Non, le DDMRP conserve un MRP entre les points de découplage et le complète avec des buffers. La nomenclature est toujours explosée et les délais toujours décalés, mais le calcul s'arrête à chaque buffer au lieu de traverser toute la chaîne. La plupart des déploiements gardent d'ailleurs le MRP de l'ERP sur les références non découplées, avec un module DDMRP par-dessus pour le cœur de gamme.
Faut-il encore des prévisions avec le DDMRP ?
Oui, mais elles changent de rôle. La prévision ne déclenche plus les ordres, qui partent sur la consommation réelle, mais elle sert à estimer la consommation journalière moyenne des buffers et à les ajuster avant une saison, un lancement ou une promotion connue. Une entreprise qui abandonne toute prévision avec le DDMRP se retrouve avec des buffers calés sur le passé, ce qui pose problème à chaque changement de régime.
Quelle industrie a intérêt à passer au DDMRP ?
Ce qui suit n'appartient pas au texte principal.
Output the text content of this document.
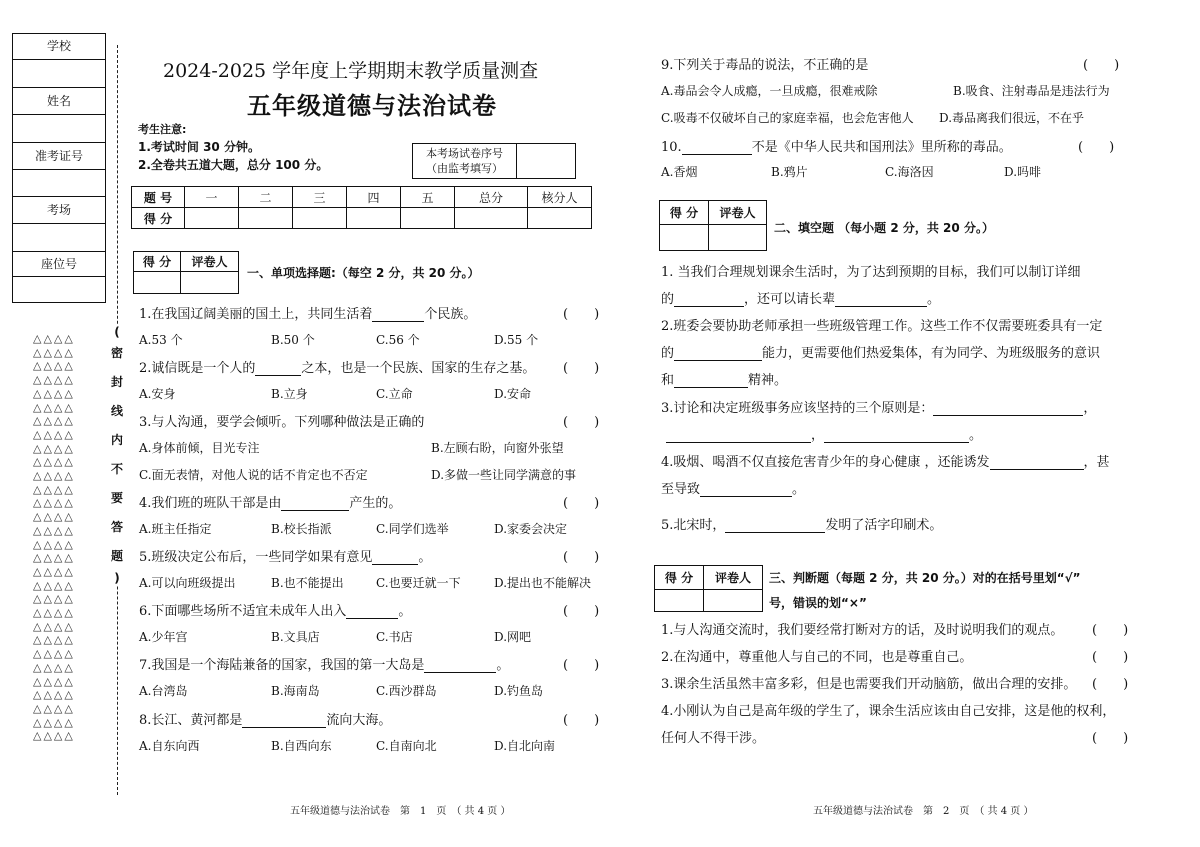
学校
姓名
准考证号
考场
座位号
△△△△
△△△△
△△△△
△△△△
△△△△
△△△△
△△△△
△△△△
△△△△
△△△△
△△△△
△△△△
△△△△
△△△△
△△△△
△△△△
△△△△
△△△△
△△△△
△△△△
△△△△
△△△△
△△△△
△△△△
△△△△
△△△△
△△△△
△△△△
△△△△
△△△△

(
密
封
线
内
不
要
答
题
)
2024-2025 学年度上学期期末教学质量测查
五年级道德与法治试卷
考生注意:
1.考试时间 30 分钟。
2.全卷共五道大题，总分 100 分。
本考场试卷序号
（由监考填写）
题 号	一	二	三	四	五	总分	核分人
得 分							
得 分	评卷人

一、单项选择题:（每空 2 分，共 20 分。）
1.在我国辽阔美丽的国土上，共同生活着	个民族。	(　　)
A.53 个	B.50 个	C.56 个	D.55 个
2.诚信既是一个人的	之本，也是一个民族、国家的生存之基。 (　　)
A.安身	B.立身	C.立命	D.安命
3.与人沟通，要学会倾听。下列哪种做法是正确的	(　　)
A.身体前倾，目光专注	B.左顾右盼，向窗外张望
C.面无表情，对他人说的话不肯定也不否定	D.多做一些让同学满意的事
4.我们班的班队干部是由	产生的。	(　　)
A.班主任指定	B.校长指派	C.同学们选举	D.家委会决定
5.班级决定公布后，一些同学如果有意见	。	(　　)
A.可以向班级提出	B.也不能提出	C.也要迁就一下	D.提出也不能解决
6.下面哪些场所不适宜未成年人出入	。	(　　)
A.少年宫	B.文具店	C.书店	D.网吧
7.我国是一个海陆兼备的国家，我国的第一大岛是	。	(　　)
A.台湾岛	B.海南岛	C.西沙群岛	D.钓鱼岛
8.长江、黄河都是	流向大海。	(　　)
A.自东向西	B.自西向东	C.自南向北	D.自北向南
五年级道德与法治试卷　第　1　页　（ 共 4 页 ）
9.下列关于毒品的说法，不正确的是	(　　)
A.毒品会令人成瘾，一旦成瘾，很难戒除	B.吸食、注射毒品是违法行为
C.吸毒不仅破坏自己的家庭幸福，也会危害他人 D.毒品离我们很远，不在乎
10.	不是《中华人民共和国刑法》里所称的毒品。	(　　)
A.香烟	B.鸦片	C.海洛因	D.吗啡
得 分	评卷人

二、填空题 （每小题 2 分，共 20 分。）
1. 当我们合理规划课余生活时，为了达到预期的目标，我们可以制订详细
的	，还可以请长辈	。
2.班委会要协助老师承担一些班级管理工作。这些工作不仅需要班委具有一定
的	能力，更需要他们热爱集体，有为同学、为班级服务的意识
和	精神。
3.讨论和决定班级事务应该坚持的三个原则是：	，
，	。
4.吸烟、喝酒不仅直接危害青少年的身心健康 ，还能诱发	，甚
至导致	。
5.北宋时，	发明了活字印刷术。
得 分	评卷人
	三、判断题（每题 2 分，共 20 分。）对的在括号里划“√”
号，错误的划“×”
1.与人沟通交流时，我们要经常打断对方的话，及时说明我们的观点。 (　　)
2.在沟通中，尊重他人与自己的不同，也是尊重自己。	(　　)
3.课余生活虽然丰富多彩，但是也需要我们开动脑筋，做出合理的安排。 (　　)
4.小刚认为自己是高年级的学生了，课余生活应该由自己安排，这是他的权利，
任何人不得干涉。	(　　)
五年级道德与法治试卷　第　2　页　（ 共 4 页 ）
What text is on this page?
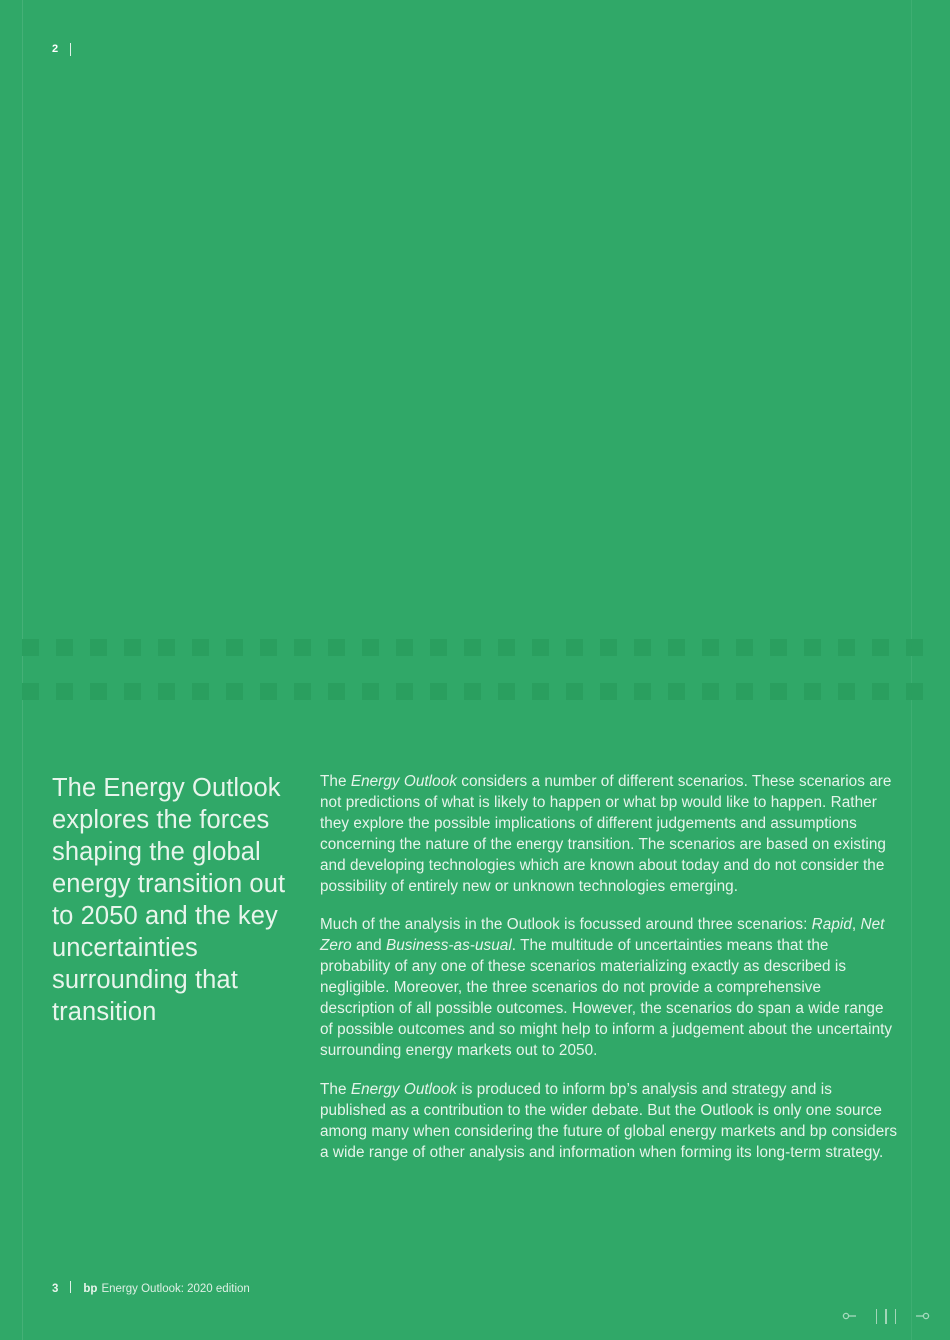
2
The Energy Outlook explores the forces shaping the global energy transition out to 2050 and the key uncertainties surrounding that transition

The Energy Outlook considers a number of different scenarios. These scenarios are not predictions of what is likely to happen or what bp would like to happen. Rather they explore the possible implications of different judgements and assumptions concerning the nature of the energy transition. The scenarios are based on existing and developing technologies which are known about today and do not consider the possibility of entirely new or unknown technologies emerging.

Much of the analysis in the Outlook is focussed around three scenarios: Rapid, Net Zero and Business-as-usual. The multitude of uncertainties means that the probability of any one of these scenarios materializing exactly as described is negligible. Moreover, the three scenarios do not provide a comprehensive description of all possible outcomes. However, the scenarios do span a wide range of possible outcomes and so might help to inform a judgement about the uncertainty surrounding energy markets out to 2050.

The Energy Outlook is produced to inform bp’s analysis and strategy and is published as a contribution to the wider debate. But the Outlook is only one source among many when considering the future of global energy markets and bp considers a wide range of other analysis and information when forming its long-term strategy.

3 bp Energy Outlook: 2020 edition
Les industries de production répétitive sur stock, avec des nomenclatures profondes, des composants partagés et une demande régulière ou saisonnière connue. L'agroalimentaire, la cosmétique, les pièces de rechange et la distribution multi-sites en sont les terrains habituels. La fabrication à la commande, les produits à courte durée de vie et les demandes très erratiques restent mieux servis par un MRP tiré par les commandes fermes.